I did like the way in which he demolished the false dichotomy where cognitive faculties are either innate and biologically important or learned and biologically insignificant. He says that music is a transformational tool that is invented, learned, just like fire use, but as it shapes the brain, it is also biologically important, but only ontogenetically, not phylogenetically. While it is good to remember that the question of nature or nurture is not dichotomous, I’m not sure if what he says about transformational tools fits to music (or, of course depends how you define music). However, saying “music” is invented is in conflict with evidence from developmental studies and how first interaction between newborn babies and their caregivers is “musical” in nature, for example.
But, with all this criticism, I must say that Ani Patel has the talent for clear argumentation.
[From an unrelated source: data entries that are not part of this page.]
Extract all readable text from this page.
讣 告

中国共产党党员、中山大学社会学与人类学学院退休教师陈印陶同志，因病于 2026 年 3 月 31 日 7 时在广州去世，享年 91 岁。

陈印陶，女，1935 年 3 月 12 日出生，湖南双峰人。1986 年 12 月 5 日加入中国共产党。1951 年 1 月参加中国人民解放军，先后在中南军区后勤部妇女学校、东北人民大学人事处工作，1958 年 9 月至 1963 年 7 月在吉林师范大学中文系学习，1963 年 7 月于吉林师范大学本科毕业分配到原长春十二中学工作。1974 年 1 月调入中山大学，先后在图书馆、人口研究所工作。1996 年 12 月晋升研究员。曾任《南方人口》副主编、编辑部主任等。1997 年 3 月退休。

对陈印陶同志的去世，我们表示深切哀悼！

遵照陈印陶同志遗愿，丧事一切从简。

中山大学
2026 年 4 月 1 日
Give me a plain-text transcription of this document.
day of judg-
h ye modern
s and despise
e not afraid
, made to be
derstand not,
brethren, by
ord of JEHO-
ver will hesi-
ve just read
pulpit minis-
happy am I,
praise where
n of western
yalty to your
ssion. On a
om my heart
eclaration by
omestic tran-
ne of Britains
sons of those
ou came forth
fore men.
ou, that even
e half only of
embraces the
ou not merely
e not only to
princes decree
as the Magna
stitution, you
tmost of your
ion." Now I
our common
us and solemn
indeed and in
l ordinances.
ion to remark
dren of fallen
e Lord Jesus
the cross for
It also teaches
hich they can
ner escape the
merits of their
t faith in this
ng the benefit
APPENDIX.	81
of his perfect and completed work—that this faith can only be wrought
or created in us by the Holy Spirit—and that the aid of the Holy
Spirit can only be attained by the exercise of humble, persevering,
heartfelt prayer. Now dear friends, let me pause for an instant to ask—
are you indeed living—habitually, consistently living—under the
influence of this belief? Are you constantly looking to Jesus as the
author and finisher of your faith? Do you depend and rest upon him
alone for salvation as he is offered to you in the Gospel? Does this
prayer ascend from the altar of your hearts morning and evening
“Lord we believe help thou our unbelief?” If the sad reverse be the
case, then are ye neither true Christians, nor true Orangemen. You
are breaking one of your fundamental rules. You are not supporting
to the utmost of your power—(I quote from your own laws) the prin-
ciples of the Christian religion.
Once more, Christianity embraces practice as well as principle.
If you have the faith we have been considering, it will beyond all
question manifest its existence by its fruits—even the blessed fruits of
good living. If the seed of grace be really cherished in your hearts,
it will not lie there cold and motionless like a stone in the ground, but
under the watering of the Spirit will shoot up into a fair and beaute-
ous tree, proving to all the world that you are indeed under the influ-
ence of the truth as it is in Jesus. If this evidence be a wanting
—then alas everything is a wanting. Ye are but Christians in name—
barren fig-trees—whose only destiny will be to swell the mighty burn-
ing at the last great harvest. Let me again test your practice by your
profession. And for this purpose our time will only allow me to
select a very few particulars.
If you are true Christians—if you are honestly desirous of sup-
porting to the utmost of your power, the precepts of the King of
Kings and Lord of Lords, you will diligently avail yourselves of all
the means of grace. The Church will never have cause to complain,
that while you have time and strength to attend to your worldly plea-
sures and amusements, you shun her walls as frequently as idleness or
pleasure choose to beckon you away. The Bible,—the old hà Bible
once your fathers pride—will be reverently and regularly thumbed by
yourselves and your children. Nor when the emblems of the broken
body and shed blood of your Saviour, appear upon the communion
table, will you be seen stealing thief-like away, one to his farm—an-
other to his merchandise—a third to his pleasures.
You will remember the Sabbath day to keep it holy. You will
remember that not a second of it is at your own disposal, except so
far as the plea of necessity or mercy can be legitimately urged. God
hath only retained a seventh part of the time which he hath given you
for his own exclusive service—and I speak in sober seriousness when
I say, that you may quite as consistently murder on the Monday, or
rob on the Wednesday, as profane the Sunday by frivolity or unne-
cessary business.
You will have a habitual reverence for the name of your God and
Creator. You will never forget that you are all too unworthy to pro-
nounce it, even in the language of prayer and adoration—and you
He can explain things and bring clarity to issues that are otherwise murky and difficult to understand. The experiments themselves are of very high quality and I think Patel’s SSIRH-model has a lot of attractive qualities, and could well be that the syntax-engine in the brain is shared by language and music – the problem of course being, what syntax is. This is not as clear for music as it might be for language.
Patel’s keynote did the job of a keynote very well – it started a discussion and I’m sure his way of structuring the argumentation will be influential. I hope he continues to work with these questions.